Ferus Gallery fliers and photograph, 1958-1966
Fifty-six fliers and one invitation on 53 mounts, together with one photographic print, represent 53 exhibitions that took place at Ferus Gallery, Los Angeles between 1958 and 1966. The fliers were designed by Irving Blum.



Robert Rauschenberg and Henry Hopkins at Gemini, 1978, Sidney B. Felsen. © J. Paul Getty Trust. Gift of Jack Shear.

Henry Hopkins papers, 1950-2005
Henry Hopkins's papers include manuscripts of his writings, his lectures, and his research files, correspondence with artists and copies of oral histories conducted with Hopkins by the University of California, Los Angeles, 1980, and the Archives of American Art. Files document events at the Los Angeles County Museum of Art. Papers related to Huysman Gallery, the Los Angeles Gallery Hopkins founded are also included in this collection.

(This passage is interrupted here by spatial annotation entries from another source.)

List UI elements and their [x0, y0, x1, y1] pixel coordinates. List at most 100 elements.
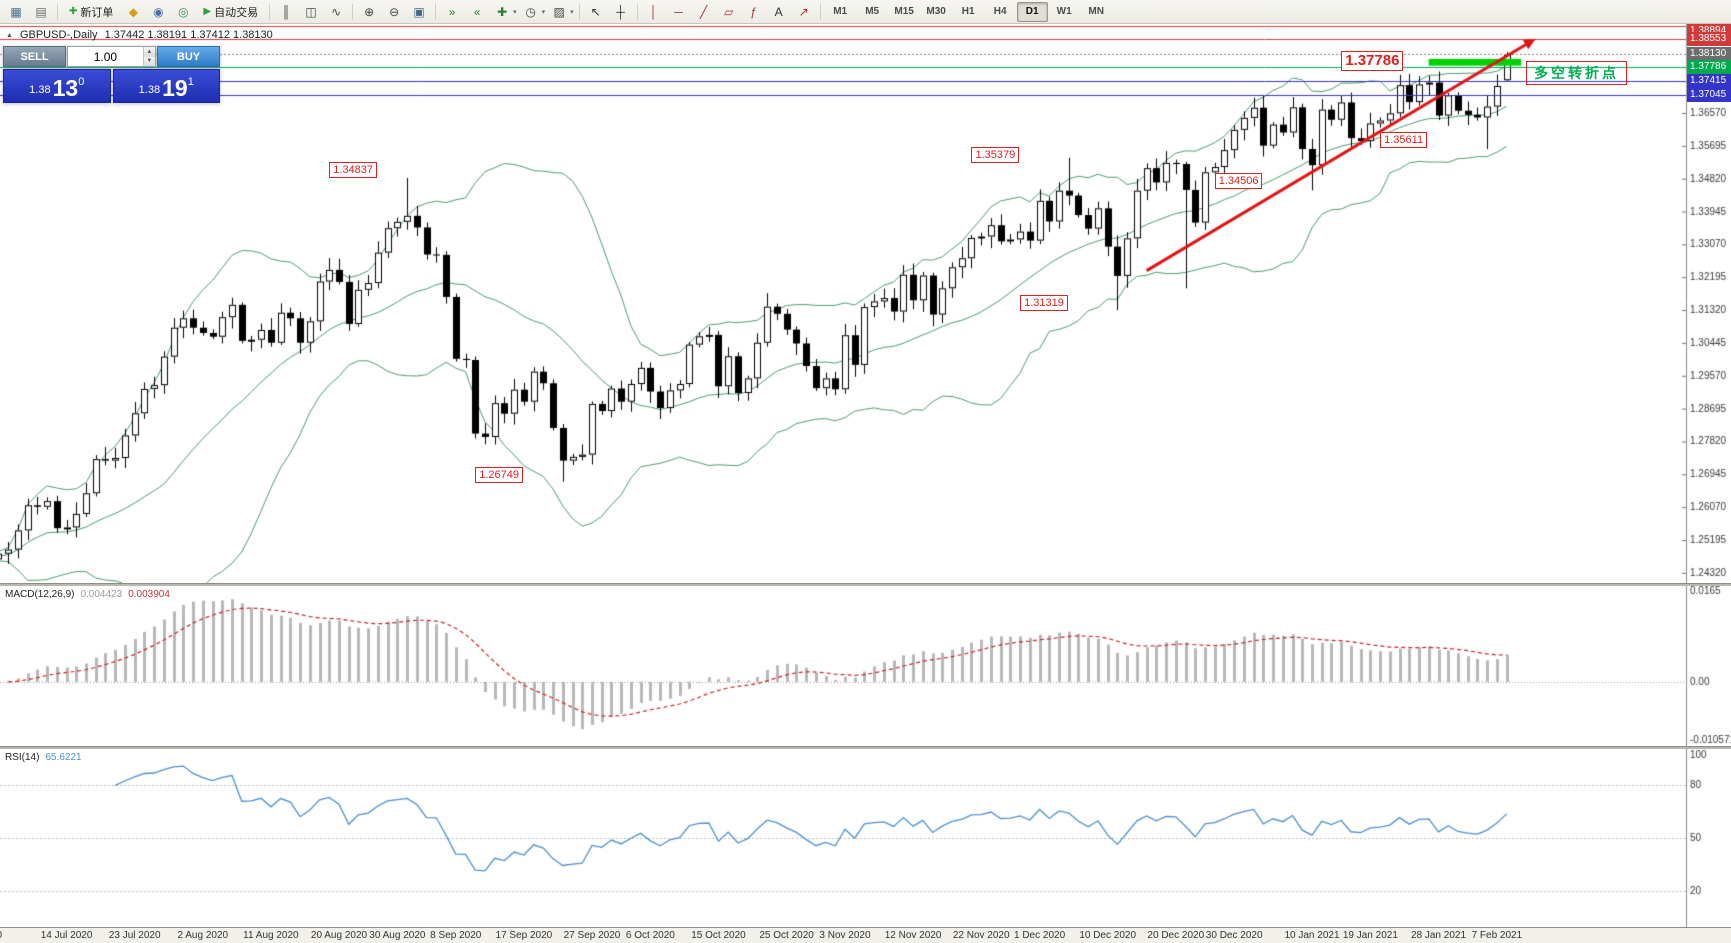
price-annotation[interactable]: 1.31319 [1020, 294, 1068, 311]
periods-icon[interactable]: ◷ [525, 4, 536, 19]
price-annotation[interactable]: 1.37786 [1341, 51, 1404, 72]
buy-price-box[interactable]: 1.38 19 1 [112, 69, 220, 103]
dropdown-caret-icon[interactable]: ▾ [541, 8, 546, 16]
date-label: 2 Aug 2020 [177, 930, 229, 941]
macd-canvas[interactable] [0, 586, 1731, 746]
timeframe-button-m30[interactable]: M30 [926, 6, 946, 17]
chart-title: ▲ GBPUSD-,Daily 1.37442 1.38191 1.37412 … [6, 29, 273, 41]
date-label: 6 Oct 2020 [625, 930, 675, 941]
auto-scroll-icon[interactable]: » [448, 4, 456, 19]
market-watch-icon[interactable]: ◉ [153, 4, 164, 19]
price-scale-tag: 1.38130 [1687, 47, 1731, 62]
price-scale-tag: 1.37786 [1687, 60, 1731, 75]
bar-chart-icon[interactable]: ║ [281, 4, 291, 19]
price-annotation[interactable]: 1.35611 [1380, 132, 1428, 149]
buy-price-sup: 1 [187, 76, 194, 88]
timeframe-button-mn[interactable]: MN [1088, 6, 1104, 17]
arrows-icon[interactable]: ↗ [798, 4, 809, 19]
volume-input[interactable] [68, 47, 143, 66]
volume-spinner: ▲ ▼ [142, 47, 155, 66]
date-label: 30 Aug 2020 [369, 930, 426, 941]
rsi-name: RSI(14) [5, 752, 40, 763]
rsi-canvas[interactable] [0, 749, 1731, 927]
volume-down-icon[interactable]: ▼ [143, 56, 155, 66]
pane-separator[interactable] [0, 746, 1731, 749]
chart-profiles-icon[interactable]: ▤ [35, 4, 47, 19]
candlestick-chart-icon[interactable]: ◫ [305, 4, 317, 19]
sell-price-big: 13 [52, 75, 79, 101]
price-chart-canvas[interactable] [0, 24, 1731, 583]
cursor-icon[interactable]: ↖ [590, 4, 601, 19]
date-label: 20 Dec 2020 [1147, 930, 1205, 941]
toolbar-separator [269, 3, 271, 20]
date-label: 3 Nov 2020 [819, 930, 871, 941]
date-label: 15 Oct 2020 [691, 930, 746, 941]
chart-shift-icon[interactable]: « [473, 4, 481, 19]
autotrade-button-label: 自动交易 [214, 6, 259, 19]
buy-price-prefix: 1.38 [138, 84, 161, 96]
date-label: 11 Aug 2020 [243, 930, 299, 941]
new-chart-icon[interactable]: ▦ [10, 4, 22, 19]
timeframe-button-m15[interactable]: M15 [894, 6, 914, 17]
chart-ohlc-values: 1.37442 1.38191 1.37412 1.38130 [104, 29, 273, 41]
volume-up-icon[interactable]: ▲ [143, 47, 155, 57]
timeframe-button-m5[interactable]: M5 [865, 6, 880, 17]
templates-icon[interactable]: ▨ [553, 4, 565, 19]
metaeditor-icon[interactable]: ◆ [128, 4, 138, 19]
dropdown-caret-icon[interactable]: ▾ [570, 8, 574, 16]
date-label: 12 Nov 2020 [884, 930, 942, 941]
channel-icon[interactable]: ▱ [724, 4, 734, 19]
timeframe-button-h4[interactable]: H4 [993, 6, 1007, 17]
autotrade-button[interactable]: ▶ 自动交易 [196, 1, 265, 23]
date-label: 1 Jul 2020 [0, 930, 2, 941]
new-order-button-label: 新订单 [80, 6, 114, 19]
one-click-trading-panel: SELL ▲ ▼ BUY 1.38 13 0 1.38 [3, 46, 220, 103]
horizontal-line-icon[interactable]: ─ [674, 4, 683, 19]
zone-text-label[interactable]: 多空转折点 [1526, 61, 1628, 86]
sell-price-box[interactable]: 1.38 13 0 [3, 69, 111, 103]
price-annotation[interactable]: 1.26749 [475, 467, 523, 484]
timeframe-button-m1[interactable]: M1 [833, 6, 848, 17]
trendline-icon[interactable]: ╱ [700, 4, 708, 19]
tile-windows-icon[interactable]: ▣ [413, 4, 425, 19]
zoom-in-icon[interactable]: ⊕ [364, 4, 375, 19]
macd-value-main: 0.004423 [80, 589, 123, 600]
toolbar-separator [636, 3, 638, 20]
navigator-icon[interactable]: ◎ [178, 4, 189, 19]
line-chart-icon[interactable]: ∿ [331, 4, 342, 19]
macd-value-signal: 0.003904 [128, 589, 170, 600]
vertical-line-icon[interactable]: │ [649, 4, 658, 19]
date-label: 8 Sep 2020 [430, 930, 482, 941]
fibonacci-icon[interactable]: ƒ [750, 4, 757, 19]
new-order-button[interactable]: ✚ 新订单 [62, 1, 120, 23]
text-icon[interactable]: A [774, 4, 783, 19]
crosshair-icon[interactable]: ┼ [616, 4, 625, 19]
rsi-value: 65.6221 [45, 752, 82, 763]
price-scale-tag: 1.37415 [1687, 74, 1731, 89]
toolbar-separator [435, 3, 437, 20]
time-axis[interactable]: 1 Jul 2020 14 Jul 2020 23 Jul 2020 2 Aug 20… [0, 927, 1731, 943]
price-annotation[interactable]: 1.34837 [329, 162, 378, 179]
price-annotation[interactable]: 1.35379 [971, 146, 1020, 163]
pane-separator[interactable] [0, 583, 1731, 586]
price-scale-tag: 1.38553 [1687, 31, 1731, 46]
collapse-icon[interactable]: ▲ [6, 31, 13, 39]
buy-button[interactable]: BUY [157, 46, 220, 67]
timeframe-button-w1[interactable]: W1 [1056, 6, 1072, 17]
toolbar-separator [578, 3, 580, 20]
date-label: 28 Jan 2021 [1410, 930, 1467, 941]
sell-price-prefix: 1.38 [29, 84, 51, 96]
indicators-icon[interactable]: ✚ [497, 4, 508, 19]
price-annotation[interactable]: 1.34506 [1214, 173, 1263, 190]
dropdown-caret-icon[interactable]: ▾ [513, 8, 517, 16]
sell-button[interactable]: SELL [3, 46, 66, 67]
timeframe-button-d1[interactable]: D1 [1016, 1, 1048, 22]
autotrade-icon: ▶ [203, 6, 212, 17]
chart-symbol-period: GBPUSD-,Daily [19, 29, 98, 41]
volume-box: ▲ ▼ [67, 46, 156, 67]
date-label: 1 Dec 2020 [1013, 930, 1066, 941]
timeframe-button-h1[interactable]: H1 [961, 6, 975, 17]
macd-pane: MACD(12,26,9) 0.004423 0.003904 [0, 586, 1731, 746]
date-label: 14 Jul 2020 [40, 930, 93, 941]
zoom-out-icon[interactable]: ⊖ [389, 4, 400, 19]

Betty Asher papers, 1860-1999
The Betty Asher papers, including letters, photographs, posters, press clippings, collection records, and teacup postcards, give a vivid sense of the Michael and Asher families, Betty Asher as collector, and the Los Angeles art world of the postwar years.

William Hemmerdinger papers, 1871, 1941-2007
The William Hemmerdinger papers document his multifaceted career as a teacher, artist, writer, gallerist, and curator. The collection is particularly rich in research files about artists, and in ephemera from Southern California galleries. 

Cool School oral history recordings: Cool School oral history interview with Irving Blum, 2006
This material comprises video recordings of an oral interview with gallerist Irving Blum conducted by Morgan Neville and Kristine McKenna for The Cool School (2008), a documentary film about Ferus Gallery and the generation of post-war artists it nurtured.

Irving Blum oral history interview, 2011
This material comprises video recordings of an oral history interview with Irving Blum conducted by the Getty Research Institute in Los Angeles on January 26, 2011. Topics of discussion include his work at the Ferus and Irving Blum galleries and the gallery scene in postwar Los Angeles.